La Tomatina

Kirlenmek hiç bu kadar güzel olmadı!

Anlatılmaz, yaşanır !.. denir ya.

Altmış ton domates içerisinde “La Tomatina is a life time experience”

 

Televizyonda ilk gördüğüm günden beri, hep gitmek istediğim bir festivaldi “La Tomatina”

Farklı, heyecanlı, renkli ve çok eğlenceli…

Sevgili dostum, kardeşim Niko Guido ile Fransa’da yapacağımız seyahatin tarihlerine çok yakın olmasını fırsat bilerek, programımızı biraz uzatarak, Fransa’dan tren  ile Valencia’ya geçip bu keyfi, bu coşkuyu yaşamak

ve fotoğraflamak istedik.

Şimdi geriye bakınca, ne iyi etmişiz de yapmışız diyoruz. Domates’in tadı hala damağımızda 🙂

“La Tomatina” Festivali, Valencia’ya 30 km uzaklıkta bulunan Bunol kasabasında, 1945 yılından beri, her Ağustos ayının son Çarşamba günü gerçekleşmektedir.

Nasıl başladığı bilinmese de, ne iyi olmuş da başlamış dedirtmektedir.

Internet üzerinde bir çok bilgi olmakla beraber, ne kadar sürdüğü ? Nasıl katılınacağı ? gibi bilgiler pek açıklayıcı değil veya pek tutarlığı yok. Örnek vermek gerekir ise, biz bu fetivalin 3 gün sürdüğünü düşünerek program yapmıştık. Oysa sadece tek bir gün sürüyor ve aslında tüm aktivite 2-3 saat ile sınırlı.

Oysa 2-3 saat bile olsa, kesinlikle değer ve “La Tomatina” tam anlamıyla “Life time experience” !…

Ayrıca Valencia harika bir şehir ve burada üç gün geçirmek çok keyifli.

Valencia’yı ayrıca yazımın sonunda daha detaylı olarak belirteceğim.

Festivale gitmeyi düşünürseniz, sakın Bunol’da kalmayın. Hiç bir özelliği olmayan küçük bir kasaba.

Valencia ise muhteşem ve buradan ulaşım taxi ile yarım saat mesafe ve 50 Euro.

Festival günü çok erken kalkıp, taxi ile Bunol’a gitmek gerekiyor. Vardığınızda, festivale katılmak için dünyanın dört bir yanından gelen ve rengarenk, çılgınca festival kıyafetleri ile katılanları görünce, heyecanlanmaya başlıyorsunuz.

Her ne kadar sokak festivali de olsa biletsiz katılmak mümkün değil.

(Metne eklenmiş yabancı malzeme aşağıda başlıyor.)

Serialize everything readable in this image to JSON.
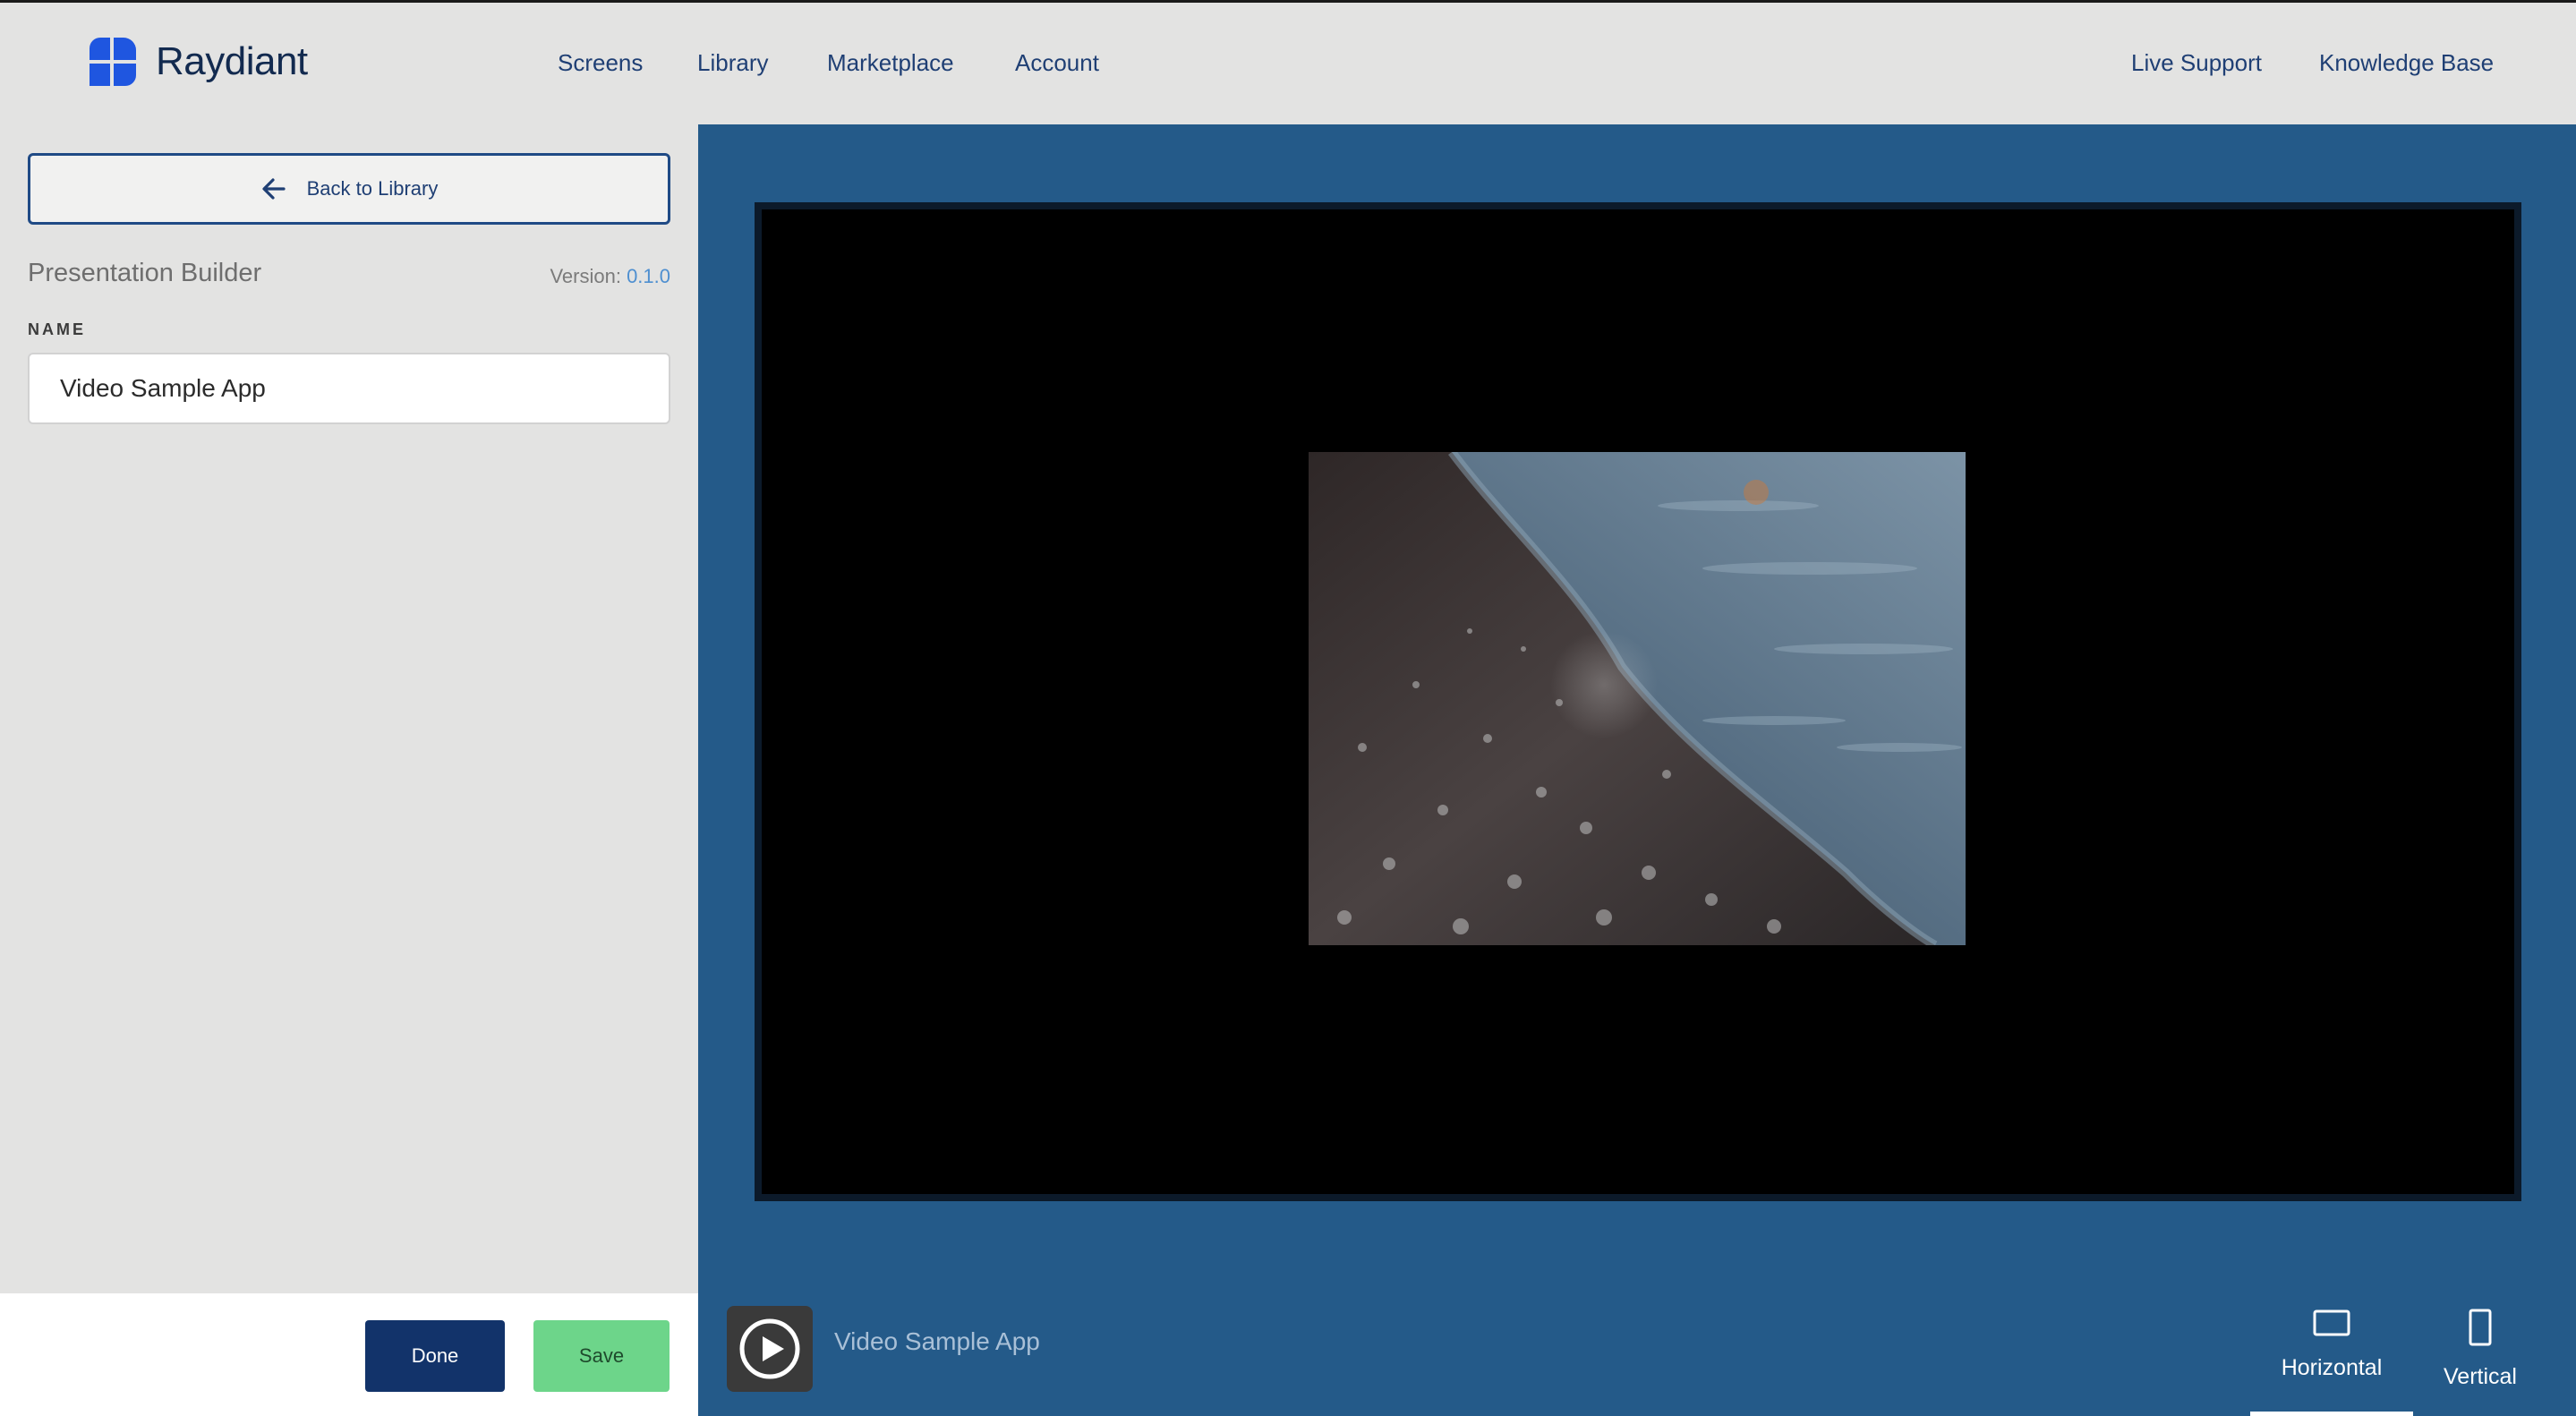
{
  "brand": {
    "name": "Raydiant",
    "logo_color": "#1f56e0"
  },
  "nav": {
    "left": [
      "Screens",
      "Library",
      "Marketplace",
      "Account"
    ],
    "right": [
      "Live Support",
      "Knowledge Base"
    ]
  },
  "sidebar": {
    "back_label": "Back to Library",
    "title": "Presentation Builder",
    "version_prefix": "Version:",
    "version_number": "0.1.0",
    "name_label": "NAME",
    "name_value": "Video Sample App"
  },
  "footer": {
    "done_label": "Done",
    "save_label": "Save"
  },
  "preview": {
    "app_name": "Video Sample App",
    "orientation_options": [
      "Horizontal",
      "Vertical"
    ],
    "selected_orientation": "Horizontal"
  },
  "colors": {
    "accent_blue": "#12336a",
    "save_green": "#6dd58a",
    "preview_bg": "#245a89"
  }
}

Kurulan çadırlarda festival biletleri satılmakta.

Öncesinden İnternet’ten bilet almak da mümkün ama hiç gerek yok, biletinizi alıp, bilekliğinizi taktıktan sonra, festival caddesinin yolunu tutabilirsiniz. Önemli bir tavsiye de, bilet ile birlikte satılan “After Party” bileti almamak. Zira bu organizasyonlar özel kişiler tarafından organize edildiğinden bitimde sizin bilet aldığınız Parti’nin nerede olduğunu bulmak gerçekten pek mümkün değil !

Onun yerine bitimde beğendiğiniz bir Parti’ye kapıda ödeme yaparak girmek çok daha akıllıca.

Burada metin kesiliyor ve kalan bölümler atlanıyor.